Hello my name is Joshua Ponter. I am a member of Haddonfield Monthly Meeting in South Jersey’s Philadelphia area. I have embarked on a year-long mission to travel around the country collecting stories about the founding of different meetings and looking at the way we practice Quakerism today. I will be blogging about my travels on the PYM website. Find my latest entry below. Please email me at JPonter1@gmail.com if there is anyone from your meeting who would like to sit down with me and speak to some of your history — or if you would like more information on me or my project . Thank you!
Salt Lake City – Utah
For my next stop, I arrived in Salt Lake City, via a rather circuitous route. Rather than going directly there, I decided to take a bit of a detour through Nevada. That makes 19 states so far! I really wanted to drive through the Salt Flats west of the city, though I promised myself I wouldn’t actually drive onto the flats themselves. I like to think I learn my lessons sometimes. If you have never been, I have to say it is one of the most spectacular drives in the country. Certainly rivaling the coast of California and the mountains in New Mexico… for about the first 45 mins… The looming mountains that give way to the city itself remain on the horizon for at least another hour or so, like a cardboard mockery or a taunting, teasing reminder of how much farther I had to go down this long straight road. I feel like there is a metaphor in there somewhere.
At one point, right before I got there I had to cancel the reservations I made at the campground on the lake. What seemed like a straightforward 20-minute drive in actuality was a 4 1/2 hour detour to the one and only Quaker meeting in the state of Utah.
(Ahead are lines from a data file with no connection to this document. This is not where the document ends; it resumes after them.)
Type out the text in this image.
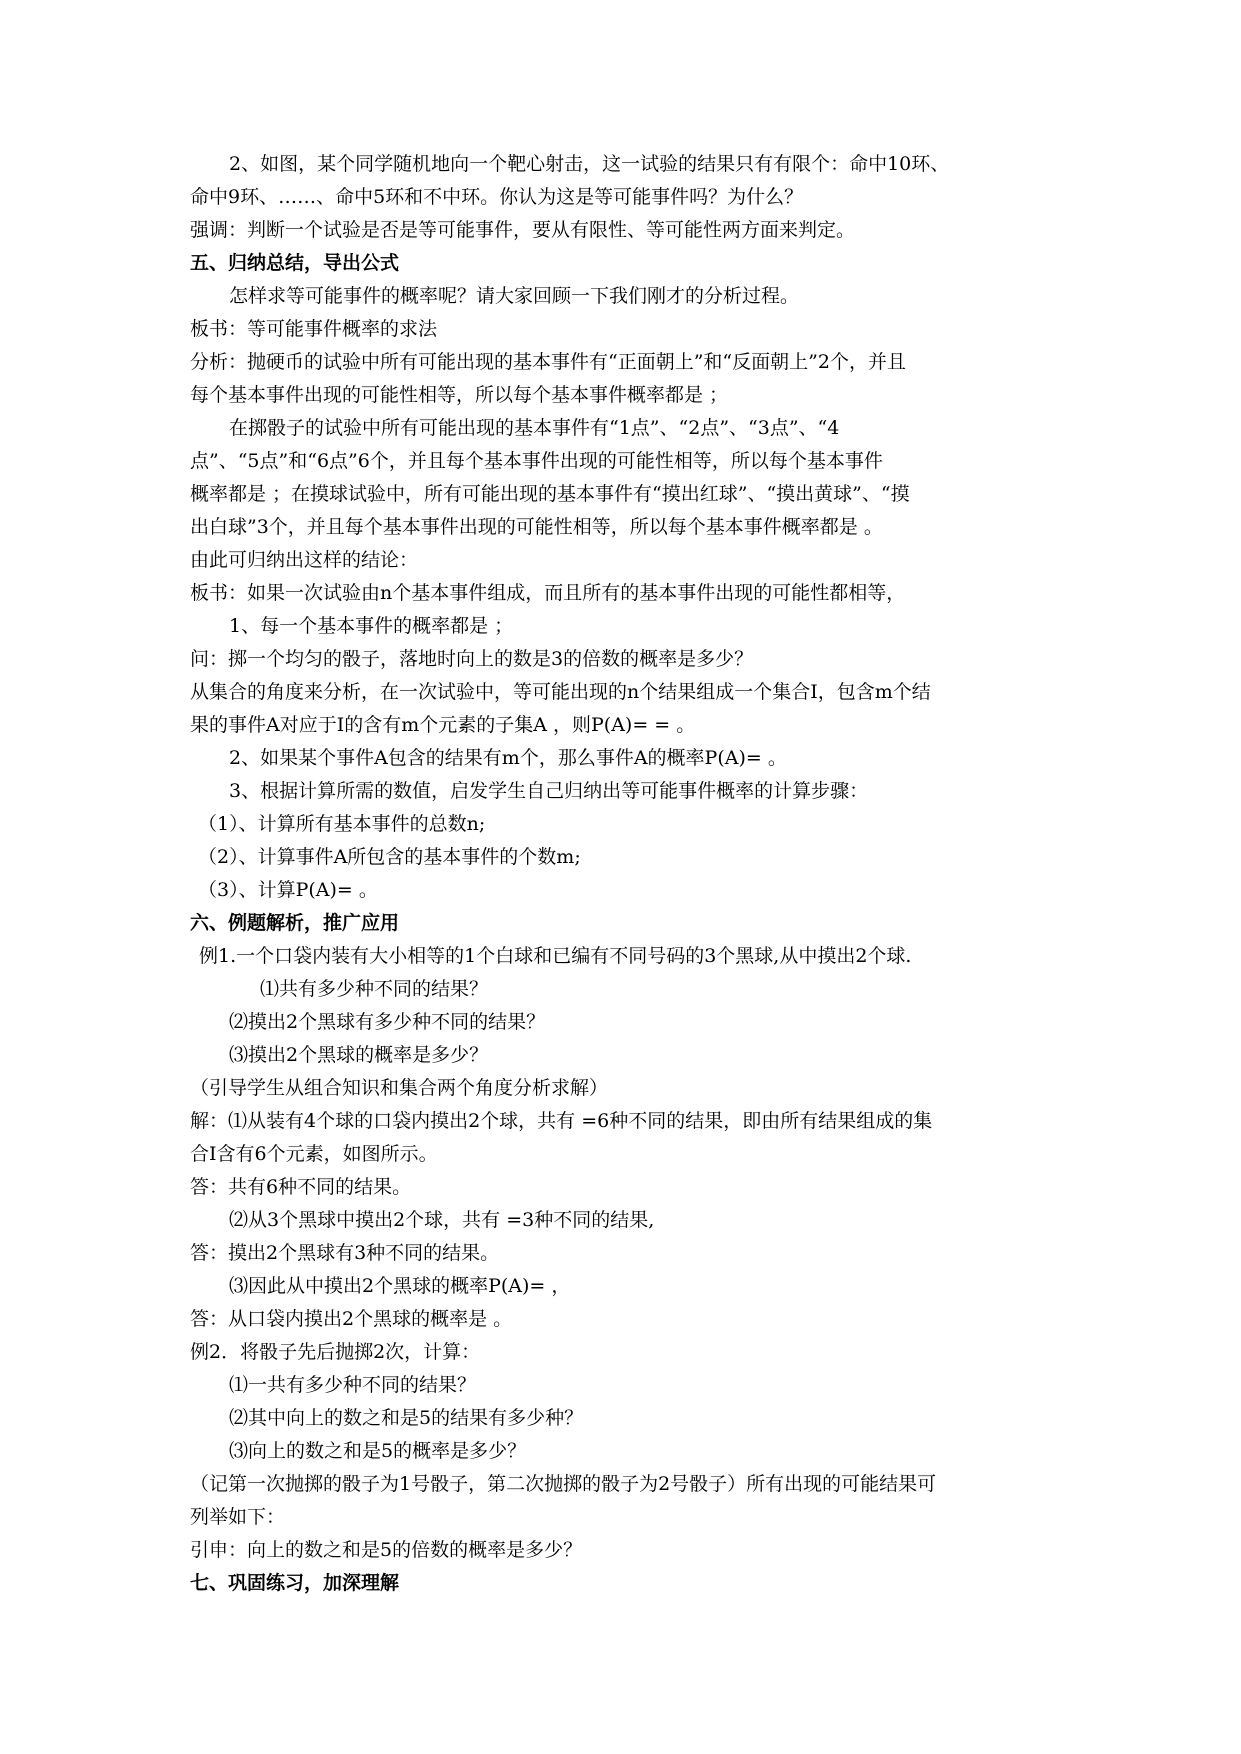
2、如图，某个同学随机地向一个靶心射击，这一试验的结果只有有限个：命中10环、
命中9环、……、命中5环和不中环。你认为这是等可能事件吗？为什么？
强调：判断一个试验是否是等可能事件，要从有限性、等可能性两方面来判定。
五、归纳总结，导出公式
怎样求等可能事件的概率呢？请大家回顾一下我们刚才的分析过程。
板书：等可能事件概率的求法
分析：抛硬币的试验中所有可能出现的基本事件有“正面朝上”和“反面朝上”2个，并且
每个基本事件出现的可能性相等，所以每个基本事件概率都是 ；
在掷骰子的试验中所有可能出现的基本事件有“1点”、“2点”、“3点”、“4
点”、“5点”和“6点”6个，并且每个基本事件出现的可能性相等，所以每个基本事件
概率都是 ；在摸球试验中，所有可能出现的基本事件有“摸出红球”、“摸出黄球”、“摸
出白球”3个，并且每个基本事件出现的可能性相等，所以每个基本事件概率都是 。
由此可归纳出这样的结论：
板书：如果一次试验由n个基本事件组成，而且所有的基本事件出现的可能性都相等，
1、每一个基本事件的概率都是 ；
问：掷一个均匀的骰子，落地时向上的数是3的倍数的概率是多少？
从集合的角度来分析，在一次试验中，等可能出现的n个结果组成一个集合I，包含m个结
果的事件A对应于I的含有m个元素的子集A ，则P(A)= = 。
2、如果某个事件A包含的结果有m个，那么事件A的概率P(A)= 。
3、根据计算所需的数值，启发学生自己归纳出等可能事件概率的计算步骤：
（1）、计算所有基本事件的总数n;
（2）、计算事件A所包含的基本事件的个数m;
（3）、计算P(A)= 。
六、例题解析，推广应用
例1.一个口袋内装有大小相等的1个白球和已编有不同号码的3个黑球,从中摸出2个球.
⑴共有多少种不同的结果？
⑵摸出2个黑球有多少种不同的结果？
⑶摸出2个黑球的概率是多少？
（引导学生从组合知识和集合两个角度分析求解）
解：⑴从装有4个球的口袋内摸出2个球，共有 =6种不同的结果，即由所有结果组成的集
合I含有6个元素，如图所示。
答：共有6种不同的结果。
⑵从3个黑球中摸出2个球，共有 =3种不同的结果,
答：摸出2个黑球有3种不同的结果。
⑶因此从中摸出2个黑球的概率P(A)= ，
答：从口袋内摸出2个黑球的概率是 。
例2．将骰子先后抛掷2次，计算：
⑴一共有多少种不同的结果？
⑵其中向上的数之和是5的结果有多少种？
⑶向上的数之和是5的概率是多少？
（记第一次抛掷的骰子为1号骰子，第二次抛掷的骰子为2号骰子）所有出现的可能结果可
列举如下：
引申：向上的数之和是5的倍数的概率是多少？
七、巩固练习，加深理解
I was pretty excited about this one, not only because I was extremely curious to learn about the coexistence between them and the Mormon population but because it would be my first traditional Quaker worship in about four states. While I really enjoyed the diversity of the practices I was able to participate in so far, they have made me appreciate our silent worship that much more.
The members started meeting about 50 years ago in a local community center. At this time, they were under the care of Logan Monthly Meeting and members of Pacific Yearly Meeting. Logan meeting has since been laid down and Salt Lake City Monthly Meeting is now part of Intermountain Yearly Meeting. You might remember me referring to Intermountain YM when writing about El Paso. I feel like that there needs a moment of consideration; the vast distance between El Paso and Salt Lake City. It makes me feel somewhat spoiled and more than a little ungrateful when I complain about having to cross the river for Quaker activities between New Jersey and Pennsylvania, and it makes me wonder if there are ways for more PA Quakers to get involved with the goings-on in NJ. Attracted by the peace movement their membership grew through the 70’s, enough to warrant the purchase of their own building in the 80’s. Unfortunately, though this transient population came through the local University and left shortly thereafter. People come now attracted by their ideas around LGBTQ equality, Quaker process, and often consider their selves refugees from the Latter Day Saints church.
The meeting itself is now housed in what used to be an old Methodist church that was built in 1914. They Worship in the main room sitting in a circle of about 25 chairs. I am told on any given Sunday there are around 20 or so attenders. This Sunday we started with some music out of a homemade songbook. Mostly hymnal style but some were reminiscent of those we find in “Rise Up.”
I get the impression that is a really diverse group who practice a variety of beliefs. While none are in direct conflict with each other, I am told it is sometimes hard to focus on a single objective. For example, when the decision was made to purchase the building there was a great deal of concern that this would take away from some of the peace and social concern issues which were much more important to some members than the issue of where they worshipped. Some members lean more to the evangelistic Christian side, while others like to focus on things like opposition to war and violence, and others on LGBTQ rights. It is worth mentioning that no one I spoke to at this Meeting had any Quaker association before joining. Most were raised in the Mormon Church but had trouble reconciling their practices into what they considered a spiritual lifestyle. At one point I asked if silent worship was a problem for new members as I had heard that to be the reason so many of the Evangelical churches seemed to water down that tradition or do away with it entirely. The reply was an outright no. It seems despite all of their differences this was one commonality that bound them together in faith and practice.